On the Indian Ocean island of Lamu, a UNESCO World Heritage Site, Kenya was going to use Chinese financing and a Chinese contractor to build a coal-fired power plant. Civil society organizations sued and a court shut the project down.
And a story from Tanzania will sound familiar to anyone who has followed protests over Chinese mining or farming in Kyrgyzstan and Kazakhstan. There, back in 2012, Chinese companies installing gas pipelines faced violent protests from local communities who felt they had not been adequately consulted by their government about the project.
“There tends to be an assumption within China that if a country is on board with a project, that means the local communities will be on board as well. And that in Africa, of course, is not the case,” van Staden said. “In many cases in Africa the local community was not informed of what the central government decided, or not consulted. And the local community often has a powerful disruptive role.” Same goes for Central Asia.

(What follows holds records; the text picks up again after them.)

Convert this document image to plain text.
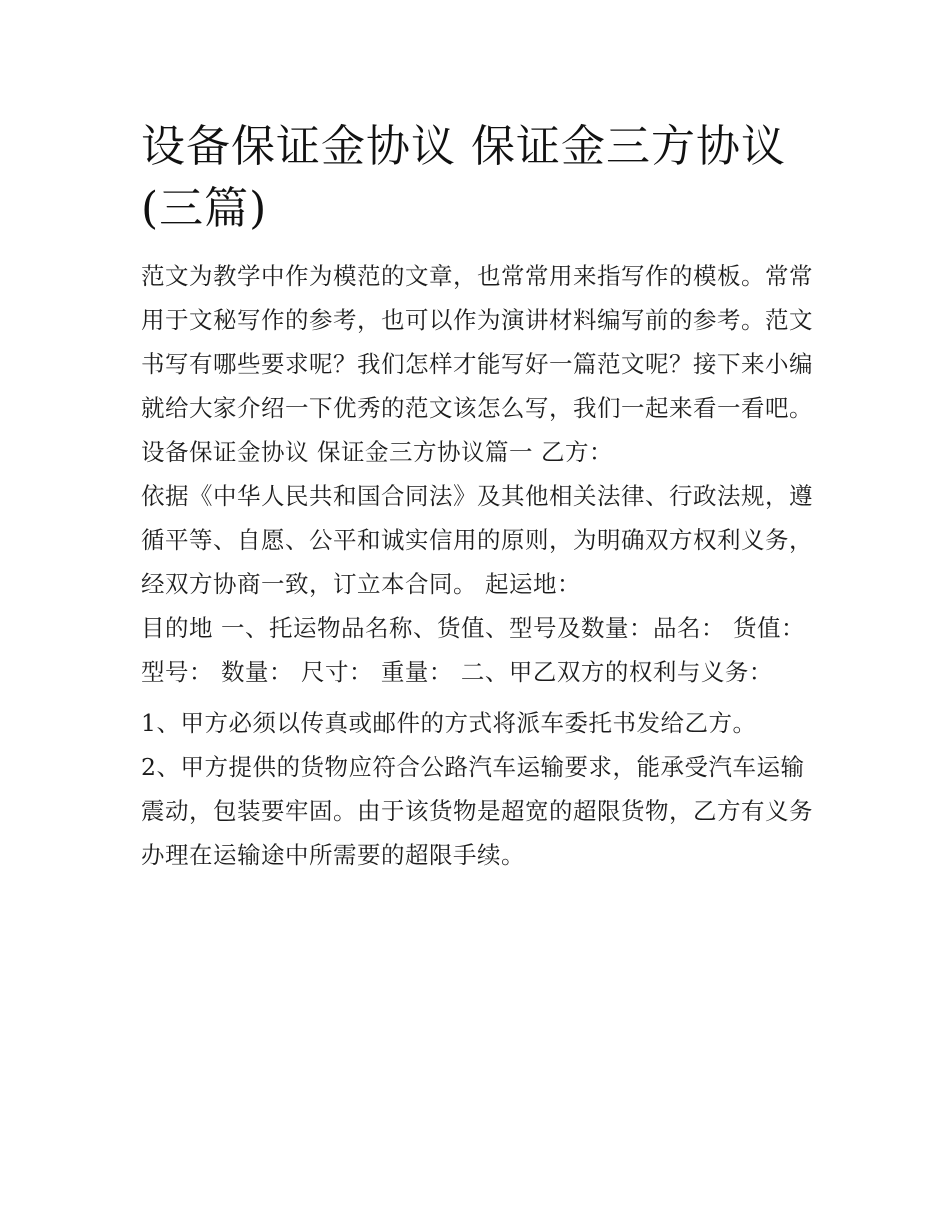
设备保证金协议 保证金三方协议(三篇)

范文为教学中作为模范的文章，也常常用来指写作的模板。常常用于文秘写作的参考，也可以作为演讲材料编写前的参考。范文书写有哪些要求呢？我们怎样才能写好一篇范文呢？接下来小编就给大家介绍一下优秀的范文该怎么写，我们一起来看一看吧。

设备保证金协议 保证金三方协议篇一 乙方：

依据《中华人民共和国合同法》及其他相关法律、行政法规，遵循平等、自愿、公平和诚实信用的原则，为明确双方权利义务，经双方协商一致，订立本合同。 起运地：

目的地 一、托运物品名称、货值、型号及数量：品名： 货值： 型号： 数量： 尺寸： 重量： 二、甲乙双方的权利与义务：

1、甲方必须以传真或邮件的方式将派车委托书发给乙方。

2、甲方提供的货物应符合公路汽车运输要求，能承受汽车运输震动，包装要牢固。由于该货物是超宽的超限货物，乙方有义务办理在运输途中所需要的超限手续。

Some of these cases belie the “win-win” argument Beijing often uses in developing countries – the idea that everyone benefits from Chinese largesse. This, he said, “is problematic because it doesn’t take into account the incredible differences in power between China and its various African partners.”
On the other hand, cases like Zimbabwe, where the government has backtracked on the facial-recognition technology after a public outcry, raise questions about decision-making agency: A developing country “might have a lot less agency than China but that doesn’t mean it has no agency,” van Staden cautioned. One mustn’t assume “that African governments are so weak or so corrupt that they can’t or won’t exercise control over the relationship.”
As in Africa, Central Asian politicians have found themselves walking a fine line with Chinese investment. “China can be used as a stick to beat an incumbent politician,” van Staden said of Africa. “There can be talk about how an incumbent party is in the pocket of China.” That is true also in places like Kazakhstan and Kyrgyzstan, two countries where ties to China are increasingly a liability.